Verbraucherschutzexperten wollen lieber vorhandene Institutionen stärken
Die Einführung eines Finanzmarktwächters in Form einer neuen Behörde wird von Experten abgelehnt. Das wurde bei einer öffentlichen Anhörung des Ausschusses für Ernährung, Landwirtschaft und Verbraucherschutz am Mittwoch, 27. Mai 2009, deutlich. Verbraucherschützer sprachen sich ebenso wie Bankenvertreter und Vertreter der Finanzdienstleistungsaufsicht hingegen für eine Stärkung der bestehenden Institutionen aus.

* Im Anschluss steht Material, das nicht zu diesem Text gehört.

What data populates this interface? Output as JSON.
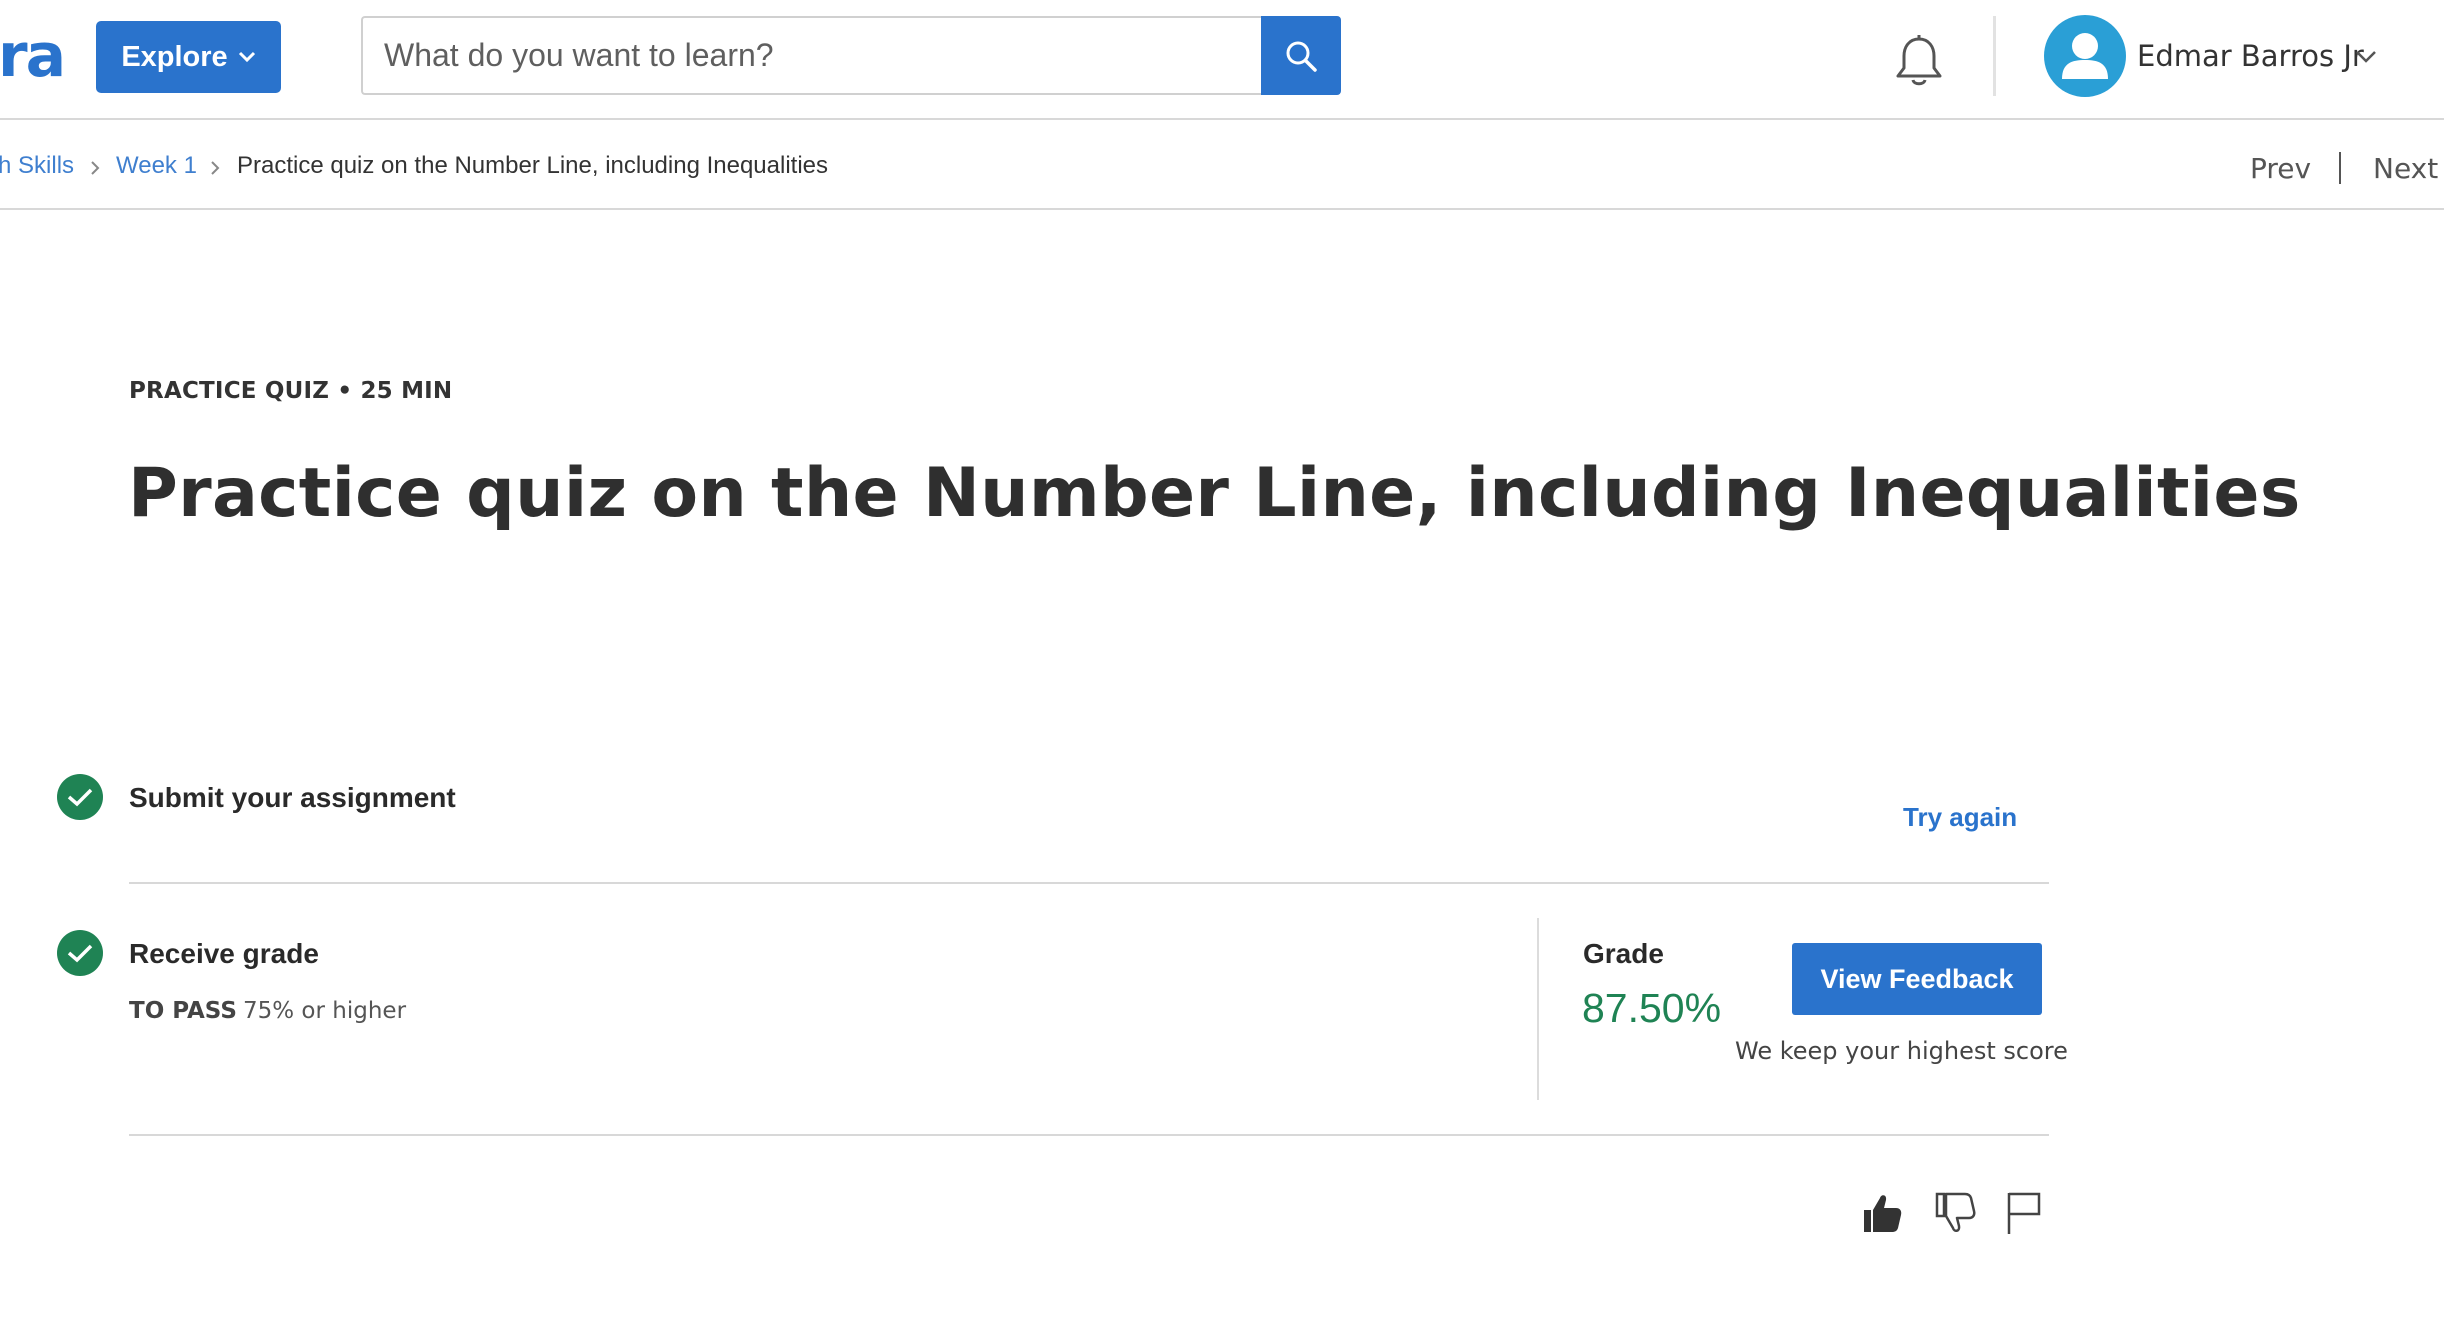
{
  "header": {
    "logo_text": "ra",
    "explore_label": "Explore",
    "search_placeholder": "What do you want to learn?",
    "user_name": "Edmar Barros Jr"
  },
  "breadcrumb": {
    "items": [
      "h Skills",
      "Week 1",
      "Practice quiz on the Number Line, including Inequalities"
    ],
    "prev_label": "Prev",
    "next_label": "Next"
  },
  "quiz": {
    "meta": "PRACTICE QUIZ • 25 MIN",
    "title": "Practice quiz on the Number Line, including Inequalities"
  },
  "steps": {
    "submit": {
      "title": "Submit your assignment",
      "action_label": "Try again"
    },
    "grade": {
      "title": "Receive grade",
      "to_pass_label": "TO PASS",
      "to_pass_value": "75% or higher",
      "grade_label": "Grade",
      "grade_value": "87.50%",
      "feedback_button": "View Feedback",
      "note": "We keep your highest score"
    }
  },
  "colors": {
    "brand_blue": "#2a73cc",
    "success_green": "#1f8354",
    "link_blue": "#3f7fcf"
  },
  "icons": {
    "search": "search-icon",
    "bell": "bell-icon",
    "avatar": "user-avatar-icon",
    "like": "thumbs-up-icon",
    "dislike": "thumbs-down-icon",
    "flag": "flag-icon"
  }
}
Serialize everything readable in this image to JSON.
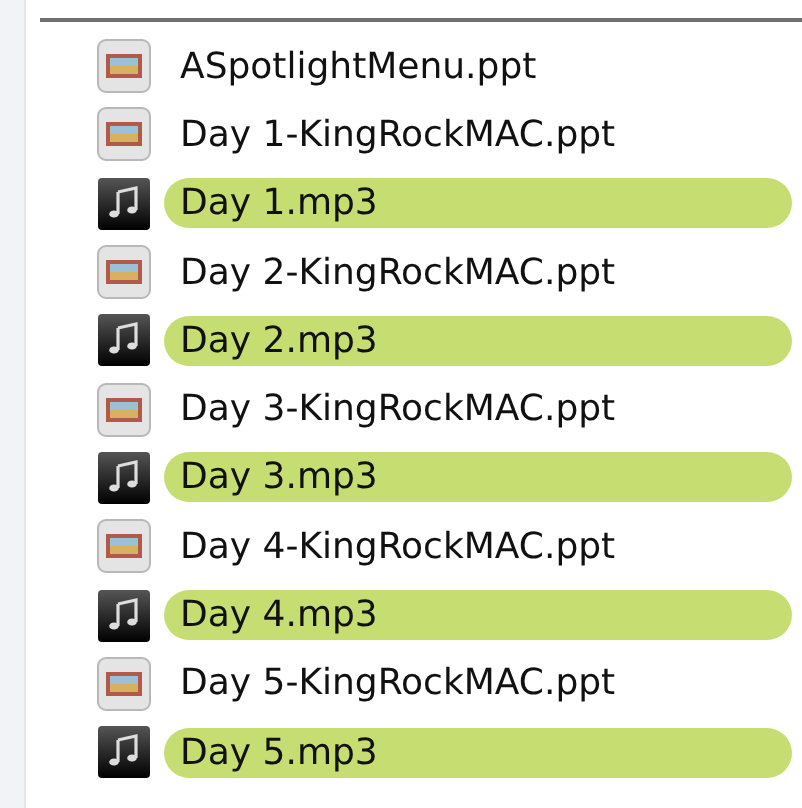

Hermann Josef Tenhagen von der Stiftung Warentest
sieht die Rolle eines Marktwächters von seiner Institution in
Zusammenarbeit mit den Verbraucherzentralen durchaus
ausgefüllt. Bislang fehle jedoch eine systematische
Aufarbeitung der Beratungsergebnisse der Verbraucherzentralen, um
daraus Schlussfolgerungen für die rechtliche und politische
Weiterentwicklung des Verbraucherschutzes auf den
Finanzmärkten abzuleiten. Außerdem mangele es an Geld,
sagte Tenhagen.
Die Marktbeobachtung solle durch eine „Verbraucherzentrale Finanzmarkt“ mit hauptamtlich arbeitenden, bundesweit vernetzten Experten erfolgen, regte Manfred Westphal vom Bundesverband der Verbraucherzentralen an. Dabei werde eine enge Kooperation mit der Stiftung Warentest angestrebt. Die Gründung einer neuen Institution sei daher nicht nötig, so Westphal.
Eine bessere finanzielle Ausstattung der Verbraucherzentralen
forderte Klaus Müller von der
Verbraucherzentrale Nordrhein-Westfalen. Derzeit könne man nur
fünf Prozent der Beschwerden aufgreifen. Eine systematische
Marktbeobachtung sei so nicht zu gewährleisten. Auch
Arno Gottschalk von der Verbraucherzentrale Bremen
sprach von einer „strukturellen Überforderung“.
Die derzeitige personelle und organisatorische Kompetenz reiche
nicht aus.
"Verbraucherpolitisches Gesamtkonzept"
Thorsten Höche vom Bundesverband deutscher Banken verwies auf die Anstrengungen, die private Banken unternommen hätten, um den Verbraucherschutz zu verbessern. Sein Verband verfolge ein „verbraucherpolitisches Gesamtkonzept“, so Höche. Schon im Jahr 1992 habe man zudem ein Kundenbeschwerdeverfahren eingerichtet.
Auch Höche konnte keinen Bedarf für eine neue Institution
erkennen. Hingegen gelte es die vorhandenen Möglichkeiten
besser zu nutzen, etwa durch die Schaffung eines einheitlichen
Qualitätsstandards für Kundenbetreuungssysteme.
Die Bundesanstalt für Finanzdienstleistungsaufsicht (BaFin) will keine Kompetenzausweitung für den Verbraucherschutz und sieht sich daher auch nicht als „Finanzmarktwächter“, wie BaFin-Vertreter Michael Sell deutlich machte. Die BaFin sei eine „Insolvenzaufsicht und keine Produktaufsicht“. Sie sei nicht für Streitigkeiten zwischen Verbrauchern und Instituten zuständig.
Für diese Rolle ist aus Sicht der BaFin auch ein
Finanzmarktwächter wenig geeignet. Sinnvoller erscheine
dagegen eine Ombudsstelle für Finanzprodukte, sagte Sell.